Mohamed Badie: “A deeply human space respects the body and the senses. It allows silence”
People
By Irina Malkova
March 10, 2026

Mohamed Badie: “A deeply human space respects the body and the senses. It allows silence”

We sit down with the founder of award-winning Badie Architects, Mohamed Badie, to talk about what it actually takes to work at the intersection of structure and emotion.

Architect Mohamed Badie does not just design buildings. He designs atmospheres. Before founding Badie Architects, he worked as an art director on film sets. That detour taught him that every space is a story being told. Today, as the Cairo-based founder of one of Egypt’s most internationally recognised architecture studios, he applies that logic to every project. Named to AD100 2026 as one of the best designers in the Middle East and North Africa, he spends his time between Cairo and Los Angeles creating spaces that bend the rules of geometry yet are impossible to look away from.

Mohamed, you often speak of space that feels emotional and truthful. How do you define ‘honest design’ in your own practice?

Honest design is when form carries intention without disguise. I do not believe in decorative gestures that hide weak ideas. For me, honesty comes from clarity of concept and purity of structure. The material should feel like itself. The geometry should justify its presence. When nothing is added for approval, only for purpose, the space becomes truthful.

ESCA Playa

Was there a moment early in your life when you first understood that space can affect the way a person feels? What did that realization change?

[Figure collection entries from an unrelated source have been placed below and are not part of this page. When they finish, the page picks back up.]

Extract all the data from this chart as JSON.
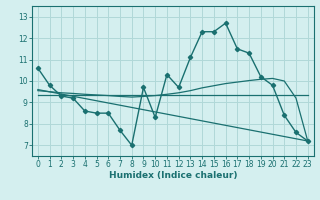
{
  "xlabel": "Humidex (Indice chaleur)",
  "background_color": "#d4efef",
  "grid_color": "#b0d8d8",
  "line_color": "#1a7070",
  "xlim": [
    -0.5,
    23.5
  ],
  "ylim": [
    6.5,
    13.5
  ],
  "xticks": [
    0,
    1,
    2,
    3,
    4,
    5,
    6,
    7,
    8,
    9,
    10,
    11,
    12,
    13,
    14,
    15,
    16,
    17,
    18,
    19,
    20,
    21,
    22,
    23
  ],
  "yticks": [
    7,
    8,
    9,
    10,
    11,
    12,
    13
  ],
  "main_line": {
    "x": [
      0,
      1,
      2,
      3,
      4,
      5,
      6,
      7,
      8,
      9,
      10,
      11,
      12,
      13,
      14,
      15,
      16,
      17,
      18,
      19,
      20,
      21,
      22,
      23
    ],
    "y": [
      10.6,
      9.8,
      9.3,
      9.2,
      8.6,
      8.5,
      8.5,
      7.7,
      7.0,
      9.7,
      8.3,
      10.3,
      9.7,
      11.1,
      12.3,
      12.3,
      12.7,
      11.5,
      11.3,
      10.2,
      9.8,
      8.4,
      7.6,
      7.2
    ]
  },
  "diagonal_line": {
    "x": [
      0,
      23
    ],
    "y": [
      9.6,
      7.2
    ]
  },
  "flat_line": {
    "x": [
      0,
      23
    ],
    "y": [
      9.35,
      9.35
    ]
  },
  "smooth_upper": {
    "x": [
      0,
      1,
      2,
      3,
      4,
      5,
      6,
      7,
      8,
      9,
      10,
      11,
      12,
      13,
      14,
      15,
      16,
      17,
      18,
      19,
      20,
      21,
      22,
      23
    ],
    "y": [
      9.55,
      9.5,
      9.45,
      9.42,
      9.38,
      9.35,
      9.32,
      9.28,
      9.25,
      9.28,
      9.32,
      9.38,
      9.45,
      9.55,
      9.68,
      9.78,
      9.88,
      9.95,
      10.02,
      10.08,
      10.12,
      10.0,
      9.2,
      7.2
    ]
  }
}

I was always sensitive to atmosphere, even before I understood architecture. As a child, I felt how certain spaces made me focused, while others made me uneasy. That awareness shaped my path. I realized architecture is not about walls. It is about emotion. From that point, I stopped seeing buildings as objects and began seeing them as experiences.

You describe new technologies as ‘the contemporary artist’s drawing tools.’ How do you use technology as a sculptor and image thinker?

Technology for me is a sculpting instrument. Advanced software allows me to manipulate form freely, to bend, stretch, compress, and test tension in space. I approach digital tools as a sculptor approaches clay. The computer is simply the medium. The vision remains artistic. I am not using technology to produce faster, but to think deeper.

“The anchor is always human perception. If the person does not feel something, the form has failed”

What do you notice first when you enter a new place as a person, not as an architect?

I notice the energy. Then proportion. Light reveals everything after that. Before analyzing details, I ask myself one question: does this space feel balanced? If it feels heavy, forced, or chaotic, I immediately sense it. Architecture communicates instantly.

When you begin a project, what comes first: the emotional state, the spatial logic, or the visual language? What remains the anchor?

The emotional direction always comes first. I define the atmosphere before I define the shape. Spatial logic is developed to support that atmosphere. The visual language emerges naturally from the structure. The anchor is always human perception. If the person does not feel something, the form has failed.

3Brothers Pavilion

You speak of ‘learning to unlearn.’ What does that mean in practice?

Learning to unlearn means rejecting comfort. It means not repeating myself. In practice, it requires discipline. If I recognize a move that feels familiar, I challenge it. A project asks for change when it becomes predictable. Growth in architecture happens when you step outside your own language and rebuild it.

Your architecture carries sculptural movement and fluidity. How do you maintain material depth in spaces that feel dynamic?

Movement must be grounded. Even the most fluid form needs weight and resistance. I focus on material density, texture, and shadow. Concrete, stone, and plaster are not finishes, they are mass. The dialogue between movement and gravity creates tension. That tension gives depth.

ESCA CUEVA, Cairo restaurant

Do you see contemporary architecture as political, neutral, or something else?

Architecture is never neutral. Every decision reflects a belief system. Scale, access, openness, material choice, all of it communicates values. Whether subtle or direct, architecture always takes a position. I believe in designing spaces that elevate awareness rather than impose ideology.

“Architecture is never neutral. Every decision reflects a belief system”

Your work is visually expressive yet emotionally restrained. What makes a space feel deeply human and alive?

Proportion. Light. Imperfection. A deeply human space respects the body and the senses. It allows silence. It does not overwhelm. When a space gives people room to project themselves into it, it becomes alive. Architecture should not dominate the human presence. It should frame it.